Wilmar showing signs of mending profitability, analysts keep 'buy'

Wilmar’s FY2024 earnings could recover from the low level expected this year, mainly on the trend of improving sales volume.

Analysts at DBS Group Research, CGS-CIMB Research and RHB Bank Singapore are keeping their “buy” and “add” calls on Wilmar International F34 on the back of mending profitability following the company’s 3QFY2023 ended September results release.

CGS-CIMB analysts Tay Wee Kuang and Lim Siew Khee note that Wilmar’s 3QFY2023 ebitda of US$1 billion ($1.37 billion) brought 9MFY2023 ebitda to US$2.7 billion, in line at 78.9% of their FY2023 estimates while 9MFY2023 core net profit of US$900.9 million was largely in line at 73.1% of the analysts’ FY2023 estimates.

The analysts are “heartened” by the q-o-q growth in sales volume across all of Wilmar’s sub-segments during the quarter. “Notably, the 35.3% q-o-q growth in sales volume of its consumer products sub-segment underpinned the 12.5% q-o-q growth of its food products segment in 3QFY2023 — highlighting an improvement in consumer sentiment in China, as Wilmar’s medium pack and bulk sub-segment’s sales volumes continued to reach record levels since FY2019.

“We note, however, that Wilmar tends to experience a seasonally stronger third quarter in terms of sales volume, likely ahead of the festive season in China heading into the fourth quarter,” Tay and Lim add.

Although there were no disclosures for the plantation and sugar milling division in its 3QFY2023, it should have improved q-o-q as crude palm oil (CPO) prices rose and fresh fruit bunches output increased seasonally, RHB analysts point out. Wilmar has not been hit by any significant dry weather impact as yet, as production remained solid during the quarter. Nevertheless, this could have been offset by higher costs and losses in the fertiliser division on the back of lower prices, they add.

"Going forward, the sugar milling division should continue to outperform while the plantation division should see better profitability in 2024 as costs moderate and El Nino impacts prices."

Meanwhile, DBS analyst William Simadiputra believes Wilmar’s FY2024 earnings could recover from the low level expected this year, mainly on the trend of improving sales volume seen in tropical oil and food products.

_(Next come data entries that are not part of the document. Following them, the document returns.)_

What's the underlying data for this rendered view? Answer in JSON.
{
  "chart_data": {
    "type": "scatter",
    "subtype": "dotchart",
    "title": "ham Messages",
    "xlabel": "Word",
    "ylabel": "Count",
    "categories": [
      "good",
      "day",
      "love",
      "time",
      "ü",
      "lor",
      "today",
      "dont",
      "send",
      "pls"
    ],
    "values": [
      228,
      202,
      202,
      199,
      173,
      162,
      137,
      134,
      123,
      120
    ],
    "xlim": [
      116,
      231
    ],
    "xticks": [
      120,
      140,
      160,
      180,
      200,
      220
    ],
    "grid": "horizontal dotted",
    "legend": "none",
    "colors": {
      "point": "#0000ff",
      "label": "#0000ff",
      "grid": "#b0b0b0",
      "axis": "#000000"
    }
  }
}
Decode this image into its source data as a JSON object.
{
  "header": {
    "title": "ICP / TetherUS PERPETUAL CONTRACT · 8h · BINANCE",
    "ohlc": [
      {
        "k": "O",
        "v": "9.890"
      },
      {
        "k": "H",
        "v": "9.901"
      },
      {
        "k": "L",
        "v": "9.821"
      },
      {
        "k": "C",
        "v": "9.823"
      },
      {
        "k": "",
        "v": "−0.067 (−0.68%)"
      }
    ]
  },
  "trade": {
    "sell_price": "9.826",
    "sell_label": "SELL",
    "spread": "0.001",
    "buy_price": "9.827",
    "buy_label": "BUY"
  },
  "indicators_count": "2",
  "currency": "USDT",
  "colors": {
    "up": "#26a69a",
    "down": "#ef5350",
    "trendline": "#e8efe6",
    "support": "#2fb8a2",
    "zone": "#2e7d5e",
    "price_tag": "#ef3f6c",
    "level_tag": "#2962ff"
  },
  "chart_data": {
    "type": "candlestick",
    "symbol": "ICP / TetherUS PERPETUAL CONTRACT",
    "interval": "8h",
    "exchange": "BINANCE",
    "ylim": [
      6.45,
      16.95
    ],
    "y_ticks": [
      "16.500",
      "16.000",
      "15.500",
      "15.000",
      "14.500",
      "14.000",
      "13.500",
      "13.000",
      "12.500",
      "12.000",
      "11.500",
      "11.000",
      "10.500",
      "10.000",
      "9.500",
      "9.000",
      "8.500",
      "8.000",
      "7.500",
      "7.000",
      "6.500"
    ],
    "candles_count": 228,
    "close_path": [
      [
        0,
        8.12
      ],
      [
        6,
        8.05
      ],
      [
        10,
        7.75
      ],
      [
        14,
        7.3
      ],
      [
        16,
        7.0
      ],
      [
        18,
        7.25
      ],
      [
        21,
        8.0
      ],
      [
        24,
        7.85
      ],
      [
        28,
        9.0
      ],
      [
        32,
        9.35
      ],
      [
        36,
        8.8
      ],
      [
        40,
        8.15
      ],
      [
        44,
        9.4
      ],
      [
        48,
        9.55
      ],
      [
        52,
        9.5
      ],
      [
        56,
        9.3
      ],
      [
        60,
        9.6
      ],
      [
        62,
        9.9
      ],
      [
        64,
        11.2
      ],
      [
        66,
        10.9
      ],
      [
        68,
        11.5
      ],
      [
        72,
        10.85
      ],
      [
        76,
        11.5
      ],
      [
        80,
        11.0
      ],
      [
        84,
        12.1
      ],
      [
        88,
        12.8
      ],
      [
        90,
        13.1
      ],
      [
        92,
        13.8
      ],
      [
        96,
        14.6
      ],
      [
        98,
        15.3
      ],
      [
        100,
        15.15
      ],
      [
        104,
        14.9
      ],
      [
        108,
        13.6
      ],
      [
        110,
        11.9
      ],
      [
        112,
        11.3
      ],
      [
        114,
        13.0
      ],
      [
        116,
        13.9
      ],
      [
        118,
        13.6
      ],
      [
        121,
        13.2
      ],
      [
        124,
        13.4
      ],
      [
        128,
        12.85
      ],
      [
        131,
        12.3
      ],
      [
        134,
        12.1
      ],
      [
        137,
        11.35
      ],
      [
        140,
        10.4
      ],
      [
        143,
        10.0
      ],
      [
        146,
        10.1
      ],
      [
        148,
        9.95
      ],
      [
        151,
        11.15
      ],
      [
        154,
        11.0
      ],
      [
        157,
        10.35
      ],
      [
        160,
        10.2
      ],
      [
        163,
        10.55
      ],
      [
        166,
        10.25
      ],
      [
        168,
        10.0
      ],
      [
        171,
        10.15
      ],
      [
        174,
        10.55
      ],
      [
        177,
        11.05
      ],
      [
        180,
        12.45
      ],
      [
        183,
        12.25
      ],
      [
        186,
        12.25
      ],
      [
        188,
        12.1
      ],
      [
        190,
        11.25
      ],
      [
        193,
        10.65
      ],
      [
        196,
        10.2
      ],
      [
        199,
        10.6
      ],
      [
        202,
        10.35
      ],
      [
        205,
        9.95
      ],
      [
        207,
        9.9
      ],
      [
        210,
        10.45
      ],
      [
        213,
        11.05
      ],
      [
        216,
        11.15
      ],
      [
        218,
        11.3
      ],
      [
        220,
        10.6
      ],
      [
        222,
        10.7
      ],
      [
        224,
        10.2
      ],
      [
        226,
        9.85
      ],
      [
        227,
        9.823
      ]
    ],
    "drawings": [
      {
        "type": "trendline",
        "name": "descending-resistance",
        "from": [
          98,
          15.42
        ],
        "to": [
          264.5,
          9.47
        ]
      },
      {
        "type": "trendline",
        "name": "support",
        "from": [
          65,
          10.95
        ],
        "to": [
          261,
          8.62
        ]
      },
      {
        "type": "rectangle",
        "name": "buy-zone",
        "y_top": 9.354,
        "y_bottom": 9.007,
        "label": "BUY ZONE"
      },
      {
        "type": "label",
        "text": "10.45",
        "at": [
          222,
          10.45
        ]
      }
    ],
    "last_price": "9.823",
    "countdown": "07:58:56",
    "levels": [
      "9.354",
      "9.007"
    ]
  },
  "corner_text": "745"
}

“We see room for an earnings improvement in 2024 despite acknowledging that the q-o-q earnings expansion in 3QFY2023 is insufficient to achieve our prior earnings forecast. Sales volumes in the food products division are returning, and that is crucial, since food products have a higher gross profit margin versus other segments, while also having more stable profitability characteristics than tropical oils and the crushing business,” he adds.

DBS now conservatively forecasts that the low palm oil refining margin will only recover in 2024 alongside higher crude palm oil (CPO) price trend and easing pressure from sunflower oil. As such, the analysts cut their FY2023 and FY2024 earnings estimates by 24% and 17% respectively to US$1.3 billion and US$1.77 billion. This implies a 19.3% CAGR in 2023 to 2025 on the profitability improvement trend.

Simadiputra has also lowered his target price to $4.30 from $5.30 previously based on 14x P/E multiple to blended FY2023 and FY2024 earnings. “We believe our P/E multiple assumption is fair, as it is only slightly higher than its plantation universe peers’ FY2024 average P/E of 10x.

“We believe Wilmar should be trading above its upstream palm oil peers due to its comprehensive refining facilities in Indonesia and overseas. Meanwhile, Wilmar’s position as one of the largest palm oil exporters in Indonesia provides it some advantages, mainly in procuring CPO at competitive prices,” he adds.

CGS-CIMB’s Tay and Lim are keeping their target price at $4.05, maintaining their earnings forecast as they believe Wilmar would continue to benefit from the consumption recovery in China to support their implied 4QFY2023 core net profit of US$330 million.

RHB analysts are also keeping their target price ar $4.25.

As at 10.56am, shares in Wilmar are trading 1 cent lower or 0.28% down at $3.53.